Ilustración de Mauricio Robledo Arias. Cortesía de El Dibujadero.
Por: Damián Cabrera.
El panorama de las luces se prende en el perímetro y rebota contra el agua. Las turbulencias pequeñas multiplican la luz en porciones: se ciñe el silbido a los pastos y camalotes, al güembé. Desde la superficie horizontal del lago. Rojo de día. Negro de noche.
Es un paisaje de anillos en el que el agua es el núcleo. Hay una flora ictícola que brotó alrededor, y que coexiste con algunos intentos de paisajismo; los senderos abiertos, espontáneos, y los camineros de asfalto para el paseo vespertino de los deportistas; bajo una sombra de árboles, en la frontera mínima entre el lago y las avenidas; y justo ahí el cúmulo de cemento y luces. Del comercio a la cartelería. En la ciudad el lago. Es un respiro.
Artificial.
El equilibrio de su estructura reposa sobre la superficie vertical de la pared del corredor: la bicicleta nueva es el regalo que anima el apuro del hijo. Y la promesa de que el siguiente fin de semana la mamá se haría de tiempo para que recorrieran juntos la ciclovía del Lago recae sobre él como prohibición de andar solo en bicicleta.
Él se monta sobre ella y trata de andar por el breve espacio del patio trasero. Pero es un fracaso.
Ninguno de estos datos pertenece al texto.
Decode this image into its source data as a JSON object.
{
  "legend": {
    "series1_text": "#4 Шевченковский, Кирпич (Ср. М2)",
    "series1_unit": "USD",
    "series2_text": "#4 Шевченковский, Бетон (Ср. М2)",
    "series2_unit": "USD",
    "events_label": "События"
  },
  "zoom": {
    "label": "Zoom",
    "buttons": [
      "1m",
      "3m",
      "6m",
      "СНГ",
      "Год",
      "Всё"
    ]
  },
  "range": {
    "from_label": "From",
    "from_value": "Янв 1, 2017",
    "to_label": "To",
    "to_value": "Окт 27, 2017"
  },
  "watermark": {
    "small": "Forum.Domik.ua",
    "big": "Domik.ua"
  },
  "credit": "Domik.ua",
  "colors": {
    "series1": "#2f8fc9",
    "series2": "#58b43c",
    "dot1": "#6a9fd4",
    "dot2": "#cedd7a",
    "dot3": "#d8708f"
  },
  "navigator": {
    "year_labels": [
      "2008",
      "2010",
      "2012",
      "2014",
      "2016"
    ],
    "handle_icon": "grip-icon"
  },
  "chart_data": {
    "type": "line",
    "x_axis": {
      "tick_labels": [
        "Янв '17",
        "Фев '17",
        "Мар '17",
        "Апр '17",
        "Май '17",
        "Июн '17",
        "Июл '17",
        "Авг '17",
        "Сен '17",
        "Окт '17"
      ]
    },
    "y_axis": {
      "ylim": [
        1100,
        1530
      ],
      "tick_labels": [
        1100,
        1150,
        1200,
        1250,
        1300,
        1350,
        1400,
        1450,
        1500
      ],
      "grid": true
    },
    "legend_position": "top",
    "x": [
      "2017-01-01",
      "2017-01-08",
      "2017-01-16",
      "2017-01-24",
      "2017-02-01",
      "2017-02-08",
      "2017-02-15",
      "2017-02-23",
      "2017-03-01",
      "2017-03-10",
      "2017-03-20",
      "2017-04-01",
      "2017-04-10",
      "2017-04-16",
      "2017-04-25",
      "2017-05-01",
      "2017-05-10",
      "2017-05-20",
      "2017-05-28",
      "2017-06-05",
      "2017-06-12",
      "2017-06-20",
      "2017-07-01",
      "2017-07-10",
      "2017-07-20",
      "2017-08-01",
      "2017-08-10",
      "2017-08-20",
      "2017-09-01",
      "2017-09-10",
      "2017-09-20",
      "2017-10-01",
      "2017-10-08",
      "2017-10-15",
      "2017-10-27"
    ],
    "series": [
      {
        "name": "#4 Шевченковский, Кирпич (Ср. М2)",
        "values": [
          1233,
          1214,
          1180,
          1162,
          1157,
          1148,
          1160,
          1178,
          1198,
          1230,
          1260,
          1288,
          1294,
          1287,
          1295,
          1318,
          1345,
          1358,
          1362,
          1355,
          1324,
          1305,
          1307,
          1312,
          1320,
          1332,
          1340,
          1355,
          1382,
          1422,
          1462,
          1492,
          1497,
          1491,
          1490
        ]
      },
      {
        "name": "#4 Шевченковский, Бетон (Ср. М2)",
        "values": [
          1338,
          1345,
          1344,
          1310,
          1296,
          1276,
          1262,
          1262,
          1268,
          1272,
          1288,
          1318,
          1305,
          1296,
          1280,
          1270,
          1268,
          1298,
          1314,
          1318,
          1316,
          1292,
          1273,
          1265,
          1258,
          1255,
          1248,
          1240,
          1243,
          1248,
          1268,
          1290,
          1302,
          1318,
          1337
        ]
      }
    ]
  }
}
La empleada es la que está en la cocina. Mezcla la leche fría con el chocolate en polvo, pero la materia se resiste y se forman grumos; el azúcar, previamente húmedo en el recipiente poco hermético, se queda en el fondo de la taza. Él con disgusto sorbe la leche, espesa, y ve dibujos animados.
La mamá. Joven. Se demora. La cena demora —las verduras sin cortar, la carne cruda, sin mezclas— en la bolsa de hule. Por el camino más largo.
La novela no tarda en comenzar y la empleada se tranca, en la piecita de la empleada, a ver a sus actores favoritos padecer sus dramas en portugués. En 20 pulgadas.
El camino más corto, piensa él ahora. Antes de que llegue. Piensa. Ataja el pedal con una mano para no hacer ruido y camina agachado, con pasos cortos y rápidos, hacia el portón. La avenida baja hacia el Lago, y la fuerza del descenso desliza el viento en su oreja.
La indocilidad del artefacto, la falta de pericia en el manejo de sus mecanismos. Cuando alcanza a dos nenas Mbya que pasean tomadas de las manos —vestidos blancos demasiado estrechos para el volumen de sus cuerpos—, en las primeras vías de la acera, en el último anillo exterior del Lago, presiona el freno delantero y casi-casi se cae.
Van y vienen los autos, iluminan los vestidos blancos de las nenas, que se pierden detrás del hijo, que avanza veloz, que arrastra la luz de los rayos de la bicicleta formando un anillo anaranjado ahora.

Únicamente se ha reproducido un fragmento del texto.